More quotes from Emily Carr’s journals:
Emily Carr must have had a strong fire within not only to paint, being a female artist, but also to paint the way she did in the time she lived. This comment speaks to the sensitivity we have towards our own work and the turmoil you feel in presenting to the public:
I wonder why being confronted with my work in the face of the public always embarrasses and reproaches me so terribly. Is it because there is dishonesty or lack of sincerity in the work, something that doesn’t ring true, a lack of integrity in my presentation of the subject, or is it a sort of reaction arising from the perpetual snubbing of my work in my younger days, the days after I went away and had broken loose from the old photographic, pretty-picture work? Gee whiz, how those snubs and titters hurt in those days! I don’t care half so much now, and yet those old scars are still tender after all these years.”
I think this quote speaks to the constant searching/ longing of the painter, and also of the constant changing of the patterns and colours within a landscape scheme:
“”Still Midnight” -“This is thine hour, O soul, thy free flight into the wordless” – sang in my heart. I’ve a notion, imagination perhaps, that if you are slightly off focus, you vision the spiritual a little clearer.

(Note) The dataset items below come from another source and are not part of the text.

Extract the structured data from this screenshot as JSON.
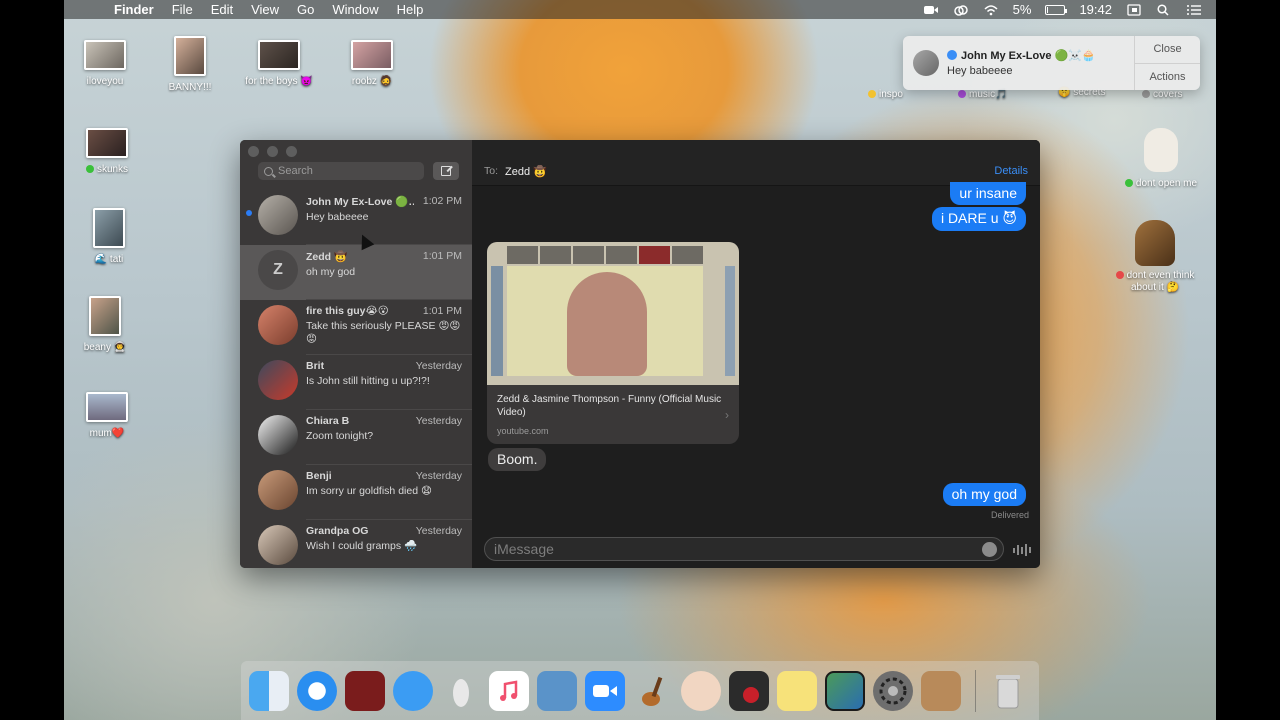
{
  "menubar": {
    "app_name": "Finder",
    "menus": [
      "File",
      "Edit",
      "View",
      "Go",
      "Window",
      "Help"
    ],
    "battery": "5%",
    "battery_level": 0.05,
    "clock": "19:42"
  },
  "desktop": {
    "icons": [
      {
        "label": "iloveyou"
      },
      {
        "label": "BANNY!!!"
      },
      {
        "label": "for the boys 👿"
      },
      {
        "label": "roobz 🧔"
      },
      {
        "label": "skunks"
      },
      {
        "label": "🌊 tati"
      },
      {
        "label": "beany 👨‍🚀"
      },
      {
        "label": "mum❤️"
      },
      {
        "label": "inspo"
      },
      {
        "label": "music🎵"
      },
      {
        "label": "🤫 secrets"
      },
      {
        "label": "covers"
      },
      {
        "label": "dont open me"
      },
      {
        "label": "dont even think about it 🤔"
      }
    ],
    "tag_colors": {
      "green": "#3ac03a",
      "yellow": "#f2c230",
      "purple": "#a64bd6",
      "red": "#e54848",
      "gray": "#9a9a9a"
    }
  },
  "notification": {
    "sender": "John My Ex-Love 🟢☠️🧁",
    "message": "Hey babeeee",
    "close_label": "Close",
    "actions_label": "Actions"
  },
  "messages": {
    "search_placeholder": "Search",
    "conversations": [
      {
        "name": "John My Ex-Love 🟢…",
        "time": "1:02 PM",
        "preview": "Hey babeeee",
        "unread": true
      },
      {
        "name": "Zedd 🤠",
        "time": "1:01 PM",
        "preview": "oh my god",
        "initial": "Z",
        "active": true
      },
      {
        "name": "fire this guy😭😮",
        "time": "1:01 PM",
        "preview": "Take this seriously PLEASE 😡😡😡"
      },
      {
        "name": "Brit",
        "time": "Yesterday",
        "preview": "Is John still hitting u up?!?!"
      },
      {
        "name": "Chiara B",
        "time": "Yesterday",
        "preview": "Zoom tonight?"
      },
      {
        "name": "Benji",
        "time": "Yesterday",
        "preview": "Im sorry ur goldfish died 😧"
      },
      {
        "name": "Grandpa OG",
        "time": "Yesterday",
        "preview": "Wish I could gramps 🌧️"
      }
    ],
    "chat": {
      "to_label": "To:",
      "recipient": "Zedd 🤠",
      "details_label": "Details",
      "bubbles": {
        "out1": "ur insane",
        "out2": "i DARE u 😈",
        "in1": "Boom.",
        "out3": "oh my god"
      },
      "link_card": {
        "title": "Zedd & Jasmine Thompson - Funny (Official Music Video)",
        "domain": "youtube.com"
      },
      "status": "Delivered",
      "input_placeholder": "iMessage"
    }
  },
  "dock": {
    "apps": [
      "finder",
      "safari",
      "photo-booth",
      "messages",
      "eggplant",
      "music",
      "seal",
      "zoom",
      "garageband",
      "face",
      "photo-app",
      "stickies",
      "preview",
      "system-preferences",
      "contacts",
      "trash"
    ]
  }
}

Perhaps it is that one is striving for something a bit beyond one’s reach, an illusive something that can scarcely bear human handling, that the “material we” scarcely dare touch. It is too bright and vague to look straight at; the brutality of a direct look drives it away half imagined, half seen. It is something that lies, as Whitman says, in that far off inaccessible region, where neither ground is for the feet nor path to follow.”